Often it is a small thing that makes me downcast and sad. I propose to act bravely, but when even a small temptation comes I find myself in great straits. Sometimes it is the merest trifle which gives rise to grievous temptations. When I think myself somewhat safe and when I am not expecting it, I frequently find myself almost overcome by a slight wind. Look, therefore, Lord, at my lowliness and frailty which You know so well. Have mercy on me and snatch me out of the mire that I may not be caught in it and may not remain forever utterly despondent.

 That I am so prone to fall and so weak in resisting my passions oppresses me frequently and confounds me in Your sight. While I do not fully consent to them, still their assault is very troublesome and grievous to me, and it wearies me exceedingly thus to live in daily strife. Yet from the fact that abominable fancies rush in upon me much more easily than they leave, my weakness becomes clear to me.

Oh that You, most mighty God of Israel, zealous Lover of faithful souls, would consider the labour and sorrow of Your servant, and assist him in all his undertakings! Strengthen me with heavenly courage lest the outer man, the miserable flesh, against which I shall be obliged to fight so long as I draw a breath in this wretched life and which is not yet subjected to the spirit, prevail and dominate me.

Alas! What sort of life is this, from which troubles and miseries are never absent, where all things are full of snares and enemies? For when one trouble or temptation leaves, another comes. Indeed, even while the first conflict is still raging, many others begin unexpectedly. How is it possible to love a life that has such great bitterness, that is subject to so many calamities and miseries?
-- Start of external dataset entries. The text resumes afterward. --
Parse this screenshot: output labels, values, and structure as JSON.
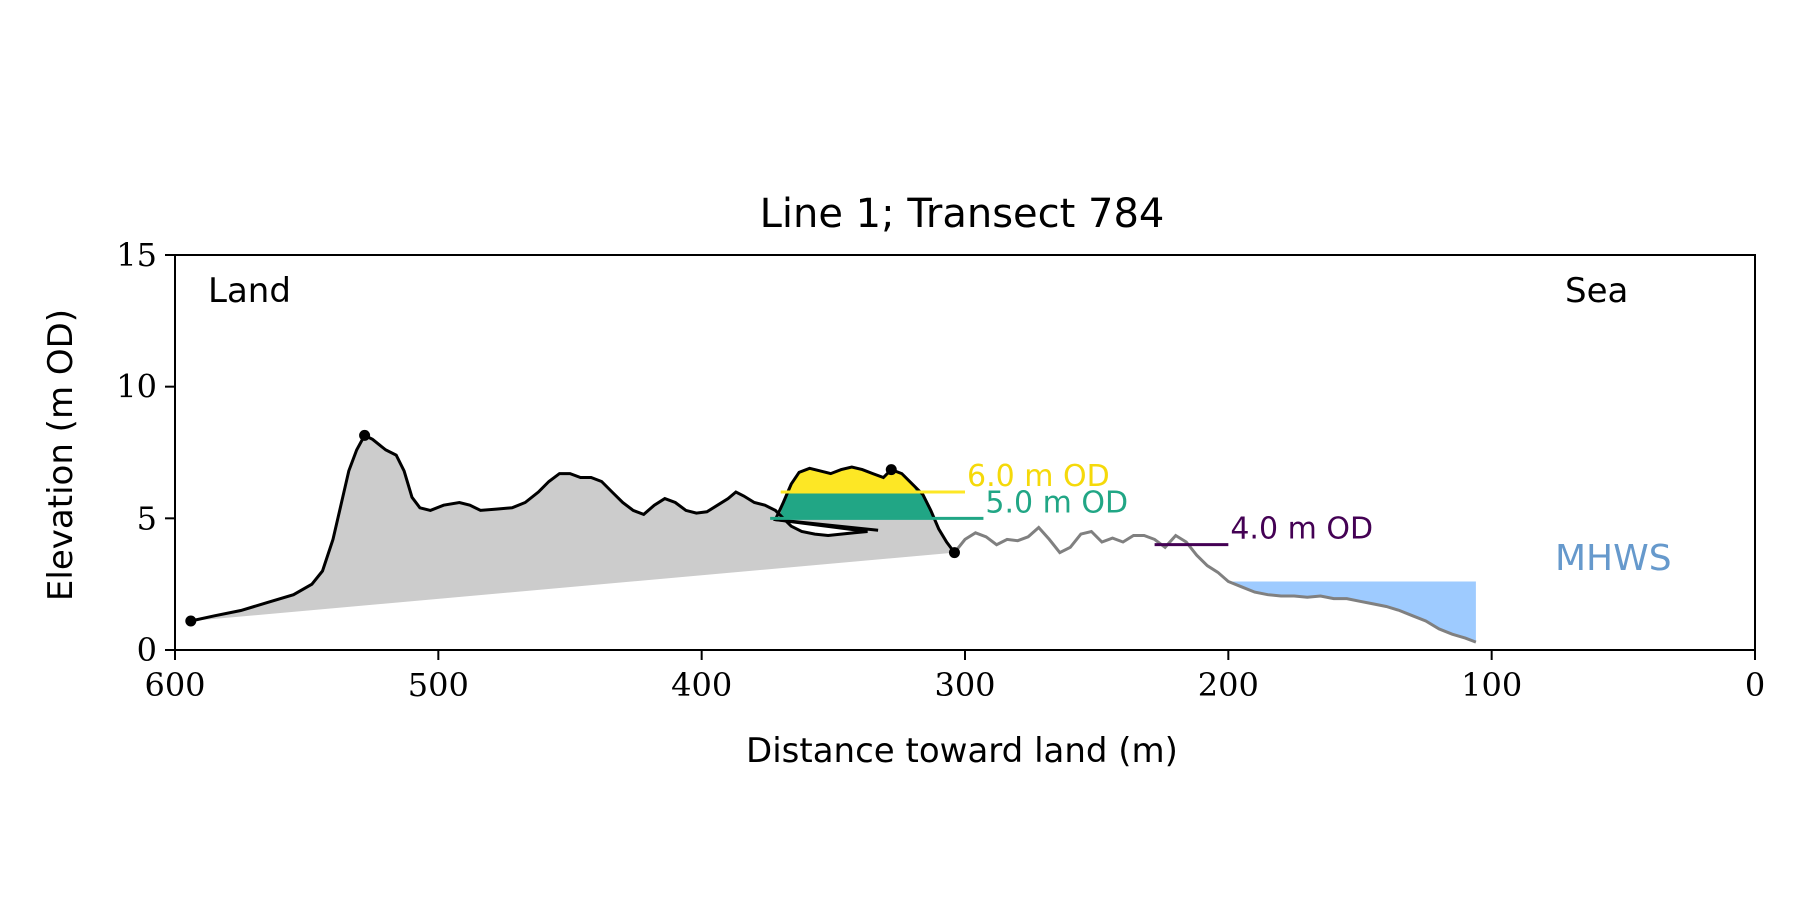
{
  "chart_data": {
    "type": "area",
    "title": "Line 1; Transect 784",
    "xlabel": "Distance toward land (m)",
    "ylabel": "Elevation (m OD)",
    "xlim": [
      600,
      0
    ],
    "ylim": [
      0,
      15
    ],
    "x_ticks": [
      600,
      500,
      400,
      300,
      200,
      100,
      0
    ],
    "y_ticks": [
      0,
      5,
      10,
      15
    ],
    "grid": false,
    "annotations": {
      "land": "Land",
      "sea": "Sea",
      "mhws": "MHWS"
    },
    "colors": {
      "profile_land": "#000000",
      "profile_sea": "#808080",
      "fill_area": "#cccccc",
      "band_6m": "#fde725",
      "band_5m": "#21a685",
      "band_4m": "#440154",
      "mhws_fill": "#9ecbff",
      "mhws_label": "#6699cc"
    },
    "contours": [
      {
        "label": "6.0 m OD",
        "level": 6.0,
        "color": "#fde725",
        "x_start": 370,
        "x_end": 300
      },
      {
        "label": "5.0 m OD",
        "level": 5.0,
        "color": "#21a685",
        "x_start": 374,
        "x_end": 293
      },
      {
        "label": "4.0 m OD",
        "level": 4.0,
        "color": "#440154",
        "x_start": 228,
        "x_end": 200
      }
    ],
    "mhws_level": 2.6,
    "mhws_x_end": 106,
    "markers": [
      {
        "x": 594,
        "y": 1.1
      },
      {
        "x": 528,
        "y": 8.15
      },
      {
        "x": 328,
        "y": 6.85
      },
      {
        "x": 304,
        "y": 3.7
      }
    ],
    "profile_land": [
      [
        594,
        1.1
      ],
      [
        585,
        1.3
      ],
      [
        575,
        1.5
      ],
      [
        565,
        1.8
      ],
      [
        555,
        2.1
      ],
      [
        548,
        2.5
      ],
      [
        544,
        3.0
      ],
      [
        540,
        4.2
      ],
      [
        537,
        5.5
      ],
      [
        534,
        6.8
      ],
      [
        531,
        7.6
      ],
      [
        528,
        8.15
      ],
      [
        525,
        8.0
      ],
      [
        520,
        7.6
      ],
      [
        516,
        7.4
      ],
      [
        513,
        6.8
      ],
      [
        510,
        5.8
      ],
      [
        507,
        5.4
      ],
      [
        503,
        5.3
      ],
      [
        498,
        5.5
      ],
      [
        492,
        5.6
      ],
      [
        488,
        5.5
      ],
      [
        484,
        5.3
      ],
      [
        478,
        5.35
      ],
      [
        472,
        5.4
      ],
      [
        467,
        5.6
      ],
      [
        462,
        6.0
      ],
      [
        458,
        6.4
      ],
      [
        454,
        6.7
      ],
      [
        450,
        6.7
      ],
      [
        446,
        6.55
      ],
      [
        442,
        6.55
      ],
      [
        438,
        6.4
      ],
      [
        434,
        6.0
      ],
      [
        430,
        5.6
      ],
      [
        426,
        5.3
      ],
      [
        422,
        5.15
      ],
      [
        418,
        5.5
      ],
      [
        414,
        5.75
      ],
      [
        410,
        5.6
      ],
      [
        406,
        5.3
      ],
      [
        402,
        5.2
      ],
      [
        398,
        5.25
      ],
      [
        394,
        5.5
      ],
      [
        390,
        5.75
      ],
      [
        387,
        6.0
      ],
      [
        384,
        5.85
      ],
      [
        380,
        5.6
      ],
      [
        376,
        5.5
      ],
      [
        372,
        5.3
      ],
      [
        369,
        5.0
      ],
      [
        366,
        4.7
      ],
      [
        362,
        4.5
      ],
      [
        357,
        4.4
      ],
      [
        352,
        4.35
      ],
      [
        347,
        4.4
      ],
      [
        342,
        4.45
      ],
      [
        337,
        4.5
      ],
      [
        333,
        4.55
      ],
      [
        372,
        4.95
      ],
      [
        369,
        5.6
      ],
      [
        366,
        6.3
      ],
      [
        363,
        6.75
      ],
      [
        359,
        6.9
      ],
      [
        355,
        6.8
      ],
      [
        351,
        6.7
      ],
      [
        347,
        6.85
      ],
      [
        343,
        6.95
      ],
      [
        339,
        6.85
      ],
      [
        335,
        6.7
      ],
      [
        331,
        6.55
      ],
      [
        328,
        6.85
      ],
      [
        324,
        6.7
      ],
      [
        320,
        6.3
      ],
      [
        316,
        5.9
      ],
      [
        313,
        5.3
      ],
      [
        310,
        4.6
      ],
      [
        307,
        4.1
      ],
      [
        304,
        3.7
      ]
    ],
    "profile_sea": [
      [
        304,
        3.7
      ],
      [
        300,
        4.2
      ],
      [
        296,
        4.45
      ],
      [
        292,
        4.3
      ],
      [
        288,
        4.0
      ],
      [
        284,
        4.2
      ],
      [
        280,
        4.15
      ],
      [
        276,
        4.3
      ],
      [
        272,
        4.65
      ],
      [
        268,
        4.2
      ],
      [
        264,
        3.7
      ],
      [
        260,
        3.9
      ],
      [
        256,
        4.4
      ],
      [
        252,
        4.5
      ],
      [
        248,
        4.1
      ],
      [
        244,
        4.25
      ],
      [
        240,
        4.1
      ],
      [
        236,
        4.35
      ],
      [
        232,
        4.35
      ],
      [
        228,
        4.2
      ],
      [
        224,
        3.9
      ],
      [
        220,
        4.35
      ],
      [
        216,
        4.1
      ],
      [
        212,
        3.6
      ],
      [
        208,
        3.2
      ],
      [
        204,
        2.95
      ],
      [
        200,
        2.6
      ],
      [
        195,
        2.4
      ],
      [
        190,
        2.2
      ],
      [
        185,
        2.1
      ],
      [
        180,
        2.05
      ],
      [
        175,
        2.05
      ],
      [
        170,
        2.0
      ],
      [
        165,
        2.05
      ],
      [
        160,
        1.95
      ],
      [
        155,
        1.95
      ],
      [
        150,
        1.85
      ],
      [
        145,
        1.75
      ],
      [
        140,
        1.65
      ],
      [
        135,
        1.5
      ],
      [
        130,
        1.3
      ],
      [
        125,
        1.1
      ],
      [
        120,
        0.8
      ],
      [
        115,
        0.6
      ],
      [
        110,
        0.45
      ],
      [
        106,
        0.3
      ]
    ]
  }
}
Indeed, how can it even be called life when it begets so many deaths and plagues? And yet, it is loved, and many seek their delight in it.

Many persons often blame the world for being false and vain, yet do not readily give it up because the desires of the flesh have such great power. Some things draw them to love the world, others make them despise it. The lust of the flesh, the desire of the eyes, and the pride of life lead to love, while the pains and miseries, which are the just consequences of those things, beget hatred and weariness of the world.

Vicious pleasure overcomes the soul that is given to the world. She thinks that there are delights beneath these thorns, because she has never seen or tasted the sweetness of God or the internal delight of virtue. They, on the other hand, who entirely despise the world and seek to live for God under the rule of holy discipline, are not ignorant of the divine sweetness promised to those who truly renounce the world. They see clearly how gravely the world errs, and in how many ways it deceives.